Wednesday, May 26, 2010

Children's Books, Authors, & Apps, Oh My!

Digital picture books have arrived on the scene, and I am trying to understand what it means for aspiring picture book authors and illustrators. So I contacted David K. Park, co-founder of MeeGenius, a publisher of digital picture books for the iPad, iPod Touch, and the iPhone. I asked him how the whole process works.

“You would submit your manuscript,” David explains. “Our editors would review it. If we agree to publish it, we would enhance it with audio playback and word highlighting, and create the personalization tool for the text. We
 would then make the book available on the web, iPhone, iPod Touch, and iPad in days.”

Days? He must have meant to say months.

“This process would be weeks instead of 18 months to bring a traditional book to market.”

Okay, so what’s the catch for authors and illustrators? We must have to pay to bring our stories to life, no?

“We are not currently charging authors and illustrators to enhance and distribute their books," David says. "We understand they are plunging into this paradigm, so we want to be as supportive as possible.

“We offer 30 percent royalty on the net price of a book. For example, for a $1.99 book purchased on iTunes, Apple received 30 percent of that, which leaves $1.40. Authors and illustrators received 30 percent of that $1.40, or $0.42. So if an author/illustrator creates a book that gets downloaded 10,000 times, they received $4,200.”

That 30 percent would be split between an author and an illustrator, so for picture book authors, that’s about 15 percent, or in this example, $0.21.

How does that compare with the traditional model? According to Harold Underdown’s Purple Crayon website, for a traditional 32-page picture book priced at $16,
“Half of the $16 is the wholesaler and bookseller's part--their overhead and profits. On average, the publisher receives $8, or perhaps a little more. Assuming that the publisher does a print run of 10,000 copies (this is fairly typical), of that $8.00,
• $3.20 is overhead
$1.60 is the royalty to author and illustrator

• $1.76 is the cost of paper, printing, and binding (binding is about half of that)
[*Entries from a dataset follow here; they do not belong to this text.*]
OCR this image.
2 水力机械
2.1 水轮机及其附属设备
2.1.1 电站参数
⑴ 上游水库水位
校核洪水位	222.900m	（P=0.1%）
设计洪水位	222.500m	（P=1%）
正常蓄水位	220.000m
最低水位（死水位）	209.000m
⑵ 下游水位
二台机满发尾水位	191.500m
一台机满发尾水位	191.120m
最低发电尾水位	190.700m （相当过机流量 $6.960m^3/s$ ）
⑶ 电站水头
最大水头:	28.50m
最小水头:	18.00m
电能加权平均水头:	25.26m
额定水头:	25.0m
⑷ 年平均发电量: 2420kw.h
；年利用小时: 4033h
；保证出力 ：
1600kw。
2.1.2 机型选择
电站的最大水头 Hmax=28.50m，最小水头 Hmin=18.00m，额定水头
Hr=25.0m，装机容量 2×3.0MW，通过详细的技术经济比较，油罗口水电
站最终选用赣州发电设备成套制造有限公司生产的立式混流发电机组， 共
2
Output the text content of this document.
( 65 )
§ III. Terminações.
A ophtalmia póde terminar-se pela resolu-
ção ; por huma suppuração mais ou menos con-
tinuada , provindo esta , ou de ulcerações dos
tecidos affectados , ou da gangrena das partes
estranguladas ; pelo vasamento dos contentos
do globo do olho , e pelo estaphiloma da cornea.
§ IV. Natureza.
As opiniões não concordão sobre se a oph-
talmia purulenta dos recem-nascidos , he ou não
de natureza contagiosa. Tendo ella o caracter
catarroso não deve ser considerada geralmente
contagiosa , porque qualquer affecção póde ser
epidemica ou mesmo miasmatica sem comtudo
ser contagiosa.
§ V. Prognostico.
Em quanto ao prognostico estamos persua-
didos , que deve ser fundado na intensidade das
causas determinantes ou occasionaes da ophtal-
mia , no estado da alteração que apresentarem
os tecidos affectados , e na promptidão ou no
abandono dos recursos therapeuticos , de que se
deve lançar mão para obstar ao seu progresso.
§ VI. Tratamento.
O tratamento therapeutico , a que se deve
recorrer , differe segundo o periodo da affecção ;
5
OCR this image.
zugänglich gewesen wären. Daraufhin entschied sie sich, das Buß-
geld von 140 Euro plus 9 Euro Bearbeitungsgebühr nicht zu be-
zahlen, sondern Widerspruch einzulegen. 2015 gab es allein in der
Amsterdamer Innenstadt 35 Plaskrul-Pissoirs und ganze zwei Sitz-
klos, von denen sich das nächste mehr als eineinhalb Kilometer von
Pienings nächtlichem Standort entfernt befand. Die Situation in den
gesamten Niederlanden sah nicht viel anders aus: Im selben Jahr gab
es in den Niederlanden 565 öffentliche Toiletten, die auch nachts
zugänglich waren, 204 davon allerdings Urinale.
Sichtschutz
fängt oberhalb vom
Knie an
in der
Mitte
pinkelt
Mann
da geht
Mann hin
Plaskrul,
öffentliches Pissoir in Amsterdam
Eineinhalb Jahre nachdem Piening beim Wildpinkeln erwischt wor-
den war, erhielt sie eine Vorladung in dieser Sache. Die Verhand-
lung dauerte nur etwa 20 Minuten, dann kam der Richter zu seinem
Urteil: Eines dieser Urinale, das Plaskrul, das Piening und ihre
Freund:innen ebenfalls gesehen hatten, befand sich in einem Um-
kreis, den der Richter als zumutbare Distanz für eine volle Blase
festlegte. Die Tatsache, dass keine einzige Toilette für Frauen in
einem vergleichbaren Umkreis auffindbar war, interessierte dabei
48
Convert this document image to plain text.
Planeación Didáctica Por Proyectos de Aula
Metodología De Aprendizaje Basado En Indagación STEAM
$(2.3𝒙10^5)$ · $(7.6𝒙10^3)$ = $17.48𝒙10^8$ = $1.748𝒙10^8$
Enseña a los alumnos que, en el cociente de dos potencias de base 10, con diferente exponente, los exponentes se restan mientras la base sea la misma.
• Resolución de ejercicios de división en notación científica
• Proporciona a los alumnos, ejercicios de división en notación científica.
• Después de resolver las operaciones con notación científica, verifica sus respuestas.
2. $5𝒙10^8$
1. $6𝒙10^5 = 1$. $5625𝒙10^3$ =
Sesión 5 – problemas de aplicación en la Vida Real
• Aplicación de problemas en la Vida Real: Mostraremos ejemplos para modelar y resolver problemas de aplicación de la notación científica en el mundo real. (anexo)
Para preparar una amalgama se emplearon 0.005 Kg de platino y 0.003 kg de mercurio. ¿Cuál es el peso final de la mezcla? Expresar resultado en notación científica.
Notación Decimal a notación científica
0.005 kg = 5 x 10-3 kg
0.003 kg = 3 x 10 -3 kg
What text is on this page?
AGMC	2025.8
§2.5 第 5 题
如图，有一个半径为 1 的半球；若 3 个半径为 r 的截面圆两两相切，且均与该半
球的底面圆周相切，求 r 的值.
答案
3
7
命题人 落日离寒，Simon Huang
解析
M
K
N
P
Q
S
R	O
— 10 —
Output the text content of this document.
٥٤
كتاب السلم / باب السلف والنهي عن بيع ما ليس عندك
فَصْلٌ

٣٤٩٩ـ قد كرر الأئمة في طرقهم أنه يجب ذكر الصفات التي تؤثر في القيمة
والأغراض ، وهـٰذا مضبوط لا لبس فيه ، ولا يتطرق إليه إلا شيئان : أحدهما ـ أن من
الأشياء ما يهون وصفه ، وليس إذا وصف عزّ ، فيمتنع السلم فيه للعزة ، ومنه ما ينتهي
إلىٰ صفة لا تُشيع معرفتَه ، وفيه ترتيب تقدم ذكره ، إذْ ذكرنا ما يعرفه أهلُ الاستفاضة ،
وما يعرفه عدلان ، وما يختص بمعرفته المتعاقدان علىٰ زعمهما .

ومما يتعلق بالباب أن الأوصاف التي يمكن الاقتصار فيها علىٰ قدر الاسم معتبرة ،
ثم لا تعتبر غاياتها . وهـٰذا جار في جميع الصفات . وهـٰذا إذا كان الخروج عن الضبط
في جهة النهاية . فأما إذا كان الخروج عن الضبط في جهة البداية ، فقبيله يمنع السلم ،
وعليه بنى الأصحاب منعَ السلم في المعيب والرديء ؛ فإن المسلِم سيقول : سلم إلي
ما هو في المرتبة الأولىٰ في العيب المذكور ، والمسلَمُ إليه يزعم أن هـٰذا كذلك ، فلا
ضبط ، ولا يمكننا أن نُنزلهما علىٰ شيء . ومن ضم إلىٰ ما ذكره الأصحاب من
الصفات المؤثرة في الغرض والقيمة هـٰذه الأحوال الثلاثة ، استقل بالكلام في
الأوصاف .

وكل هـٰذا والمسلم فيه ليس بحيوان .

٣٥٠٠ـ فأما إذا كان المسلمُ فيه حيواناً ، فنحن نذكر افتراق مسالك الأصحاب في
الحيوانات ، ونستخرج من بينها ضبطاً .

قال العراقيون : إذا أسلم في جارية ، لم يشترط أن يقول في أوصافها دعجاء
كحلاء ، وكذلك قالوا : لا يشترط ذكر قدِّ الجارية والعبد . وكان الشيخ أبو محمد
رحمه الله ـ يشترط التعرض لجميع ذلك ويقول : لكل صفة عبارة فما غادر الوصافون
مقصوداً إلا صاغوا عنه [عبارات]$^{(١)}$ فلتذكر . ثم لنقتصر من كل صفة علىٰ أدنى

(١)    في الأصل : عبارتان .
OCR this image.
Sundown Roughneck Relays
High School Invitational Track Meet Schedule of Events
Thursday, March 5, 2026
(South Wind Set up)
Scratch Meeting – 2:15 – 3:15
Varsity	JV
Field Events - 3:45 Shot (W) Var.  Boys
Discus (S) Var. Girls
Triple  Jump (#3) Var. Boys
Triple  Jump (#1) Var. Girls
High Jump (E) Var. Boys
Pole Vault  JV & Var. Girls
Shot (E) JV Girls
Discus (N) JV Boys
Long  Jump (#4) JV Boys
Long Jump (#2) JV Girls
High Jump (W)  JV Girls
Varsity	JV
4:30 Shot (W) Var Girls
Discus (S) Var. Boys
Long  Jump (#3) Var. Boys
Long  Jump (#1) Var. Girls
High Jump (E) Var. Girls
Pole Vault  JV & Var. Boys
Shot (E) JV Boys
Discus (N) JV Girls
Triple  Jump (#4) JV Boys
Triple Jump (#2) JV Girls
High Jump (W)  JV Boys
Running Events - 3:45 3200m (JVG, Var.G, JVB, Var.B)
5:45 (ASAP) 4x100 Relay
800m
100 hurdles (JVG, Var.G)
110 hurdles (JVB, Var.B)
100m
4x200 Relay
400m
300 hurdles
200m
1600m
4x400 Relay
• $0.64 is the cost of preparing the plates
This leaves 80 cents profit per book, assuming all goes well and that the entire printing is sold. And assuming, on the other hand, no subsidiary rights income, which would increase the amount of profit.”
Let's point that out again: That $1.60 is split between author and illustrator, so for the writer, we're talking about $0.80 per book sold. Compared with about $0.21 in the e-book example. So how can an author hope to come out ahead selling digital picture books for $1.99 online?

It remains to be seen how these markets will play out. One thing to keep in mind is that not every traditional picture book is going to sell 10,000 copies. Many do not even come close. While for the digital book, the market is very different.

“There are currently 75 million iPhone, iPod Touches, and iPads in the United States,” David says, “so even a small fraction of that market is very large.”


  1. Very interesting. Thanks for this, Kate. I'm sure it's true that people are much more likely to drop $1.99 on a digital book than $16 on a hard copy. I sure hope so, since it's just as much work for the author/illustrator to create, and we'll need that high volume to make it worthwhile!

  2. Hi!

    Thanks, Kate, for this interesting interview! Kids of today are ready for the take-over by technology that some of us are resisting. But I am wondering about getting stories published by MeeGenius. I am confused about payment to authors. My husband used his phone to order MeeGenius books -- and for $1.99 paid to iTunes he got access to their entire list. Most of the books are rewritten, familiar, old stories with cartoonish illustrations. I e-mailed them to see if I can get a clarification. Maybe in the future they will be charging for each book? I'll make another comment after they get back to me.
    Have a great day! Sheila

  3. Hi Sheila,

    We'll be following up with you personally but just wanted to clarify an issue you raised. The 12 books for $1.99 is an introductory offer. We'll have the in-app featured released in a few weeks and all the books will be sold individually.

    We started with public domain stories because there were no copyright issues. However, we will be offering original works by the community of talented authors and illustrators. We hope you and Kate will be part of that community.

  4. Hi!

    Thanks, David! I think it's a little strange that more authors and illustrators haven't commented. Is that because they aren't interested in the whole digital concept for children's books? If I weren't married to a man who loves digital gadgets, I probably wouldn't be thinking about this either. But kids are really smart about these things! And reading on a tiny cell phone screen will probably be just fine with them. And I'd like them to be reading some of my stories -- no matter whether on paper or an iPhone.